Parrish's family expressed their frustration at the decision by French authorities, particularly as in France, charges cannot be brought against a suspect if a murder case remains inactive for ten years. Parrish's mother, Pauline Murrell, wrote Olivier a letter calling on her to tell the truth.

==Fresh inquiries==
In June 2012, judges at the Paris appeals court decided to reopen the investigation after the emergence of fresh evidence identifying a new suspect described as "a man with a serious criminal record". A former girlfriend of the individual, known as "TV", told police of an evening on which she recalled seeing the suspect return home "with scratch marks on his face" and "a jean bag looking similar to Miss Parrish's." It was never made clear whether the incident occurred on the same date as the murder.

==Confession==
On 16 February 2018, the lawyer for the Parrish family, Didier Seban, told news organisations that Fourniret had repeatedly confessed before a judge to the murder.

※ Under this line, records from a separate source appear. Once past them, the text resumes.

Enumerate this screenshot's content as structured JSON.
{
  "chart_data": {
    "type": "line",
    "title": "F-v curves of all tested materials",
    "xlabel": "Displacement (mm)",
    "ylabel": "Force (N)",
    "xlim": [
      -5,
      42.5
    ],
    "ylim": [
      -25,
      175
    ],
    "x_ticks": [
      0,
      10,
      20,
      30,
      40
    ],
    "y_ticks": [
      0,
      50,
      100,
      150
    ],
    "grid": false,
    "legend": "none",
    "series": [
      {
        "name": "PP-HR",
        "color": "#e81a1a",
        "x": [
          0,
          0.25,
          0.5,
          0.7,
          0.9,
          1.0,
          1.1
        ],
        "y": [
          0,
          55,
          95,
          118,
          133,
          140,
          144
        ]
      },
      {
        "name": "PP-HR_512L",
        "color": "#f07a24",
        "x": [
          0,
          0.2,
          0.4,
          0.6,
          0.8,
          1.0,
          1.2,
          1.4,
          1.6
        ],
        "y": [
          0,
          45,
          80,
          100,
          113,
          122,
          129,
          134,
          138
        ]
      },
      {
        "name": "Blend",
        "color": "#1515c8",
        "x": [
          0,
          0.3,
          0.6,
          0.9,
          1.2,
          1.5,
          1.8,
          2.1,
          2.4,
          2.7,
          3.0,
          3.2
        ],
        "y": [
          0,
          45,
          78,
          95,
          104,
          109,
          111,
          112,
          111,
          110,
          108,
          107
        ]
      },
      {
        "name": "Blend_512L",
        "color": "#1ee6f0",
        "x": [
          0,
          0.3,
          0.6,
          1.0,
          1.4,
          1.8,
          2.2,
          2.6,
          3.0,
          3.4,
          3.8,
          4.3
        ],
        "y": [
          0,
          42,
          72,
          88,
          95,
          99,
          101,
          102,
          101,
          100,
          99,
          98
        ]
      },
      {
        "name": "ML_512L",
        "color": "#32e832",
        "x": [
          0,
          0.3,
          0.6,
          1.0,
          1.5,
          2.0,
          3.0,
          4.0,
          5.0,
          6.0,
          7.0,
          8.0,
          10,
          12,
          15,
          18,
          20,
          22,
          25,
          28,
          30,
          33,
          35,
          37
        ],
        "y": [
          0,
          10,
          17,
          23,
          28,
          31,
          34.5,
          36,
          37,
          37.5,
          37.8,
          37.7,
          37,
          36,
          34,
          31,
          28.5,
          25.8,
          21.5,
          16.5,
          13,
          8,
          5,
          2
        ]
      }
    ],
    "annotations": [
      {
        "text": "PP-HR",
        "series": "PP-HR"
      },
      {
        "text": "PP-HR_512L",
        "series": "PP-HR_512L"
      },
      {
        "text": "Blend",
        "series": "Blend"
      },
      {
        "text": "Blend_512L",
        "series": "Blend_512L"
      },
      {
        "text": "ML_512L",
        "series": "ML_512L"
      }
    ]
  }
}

However, Fourniret died before he could be prosecuted for the murder.

==Legal proceedings==
In May 2023, French authorities indicted Olivier on charges of being involved in the murders of Parrish, Estelle Mouzin and another woman named Marie-Angele Domece. She stood trial for the crimes in November 2023. On 19 December 2023, Olivier was convicted of playing a part in the rape and murder of Parrish and Doemece, and helping to kidnap Mouzin, and was sentenced to life imprisonment.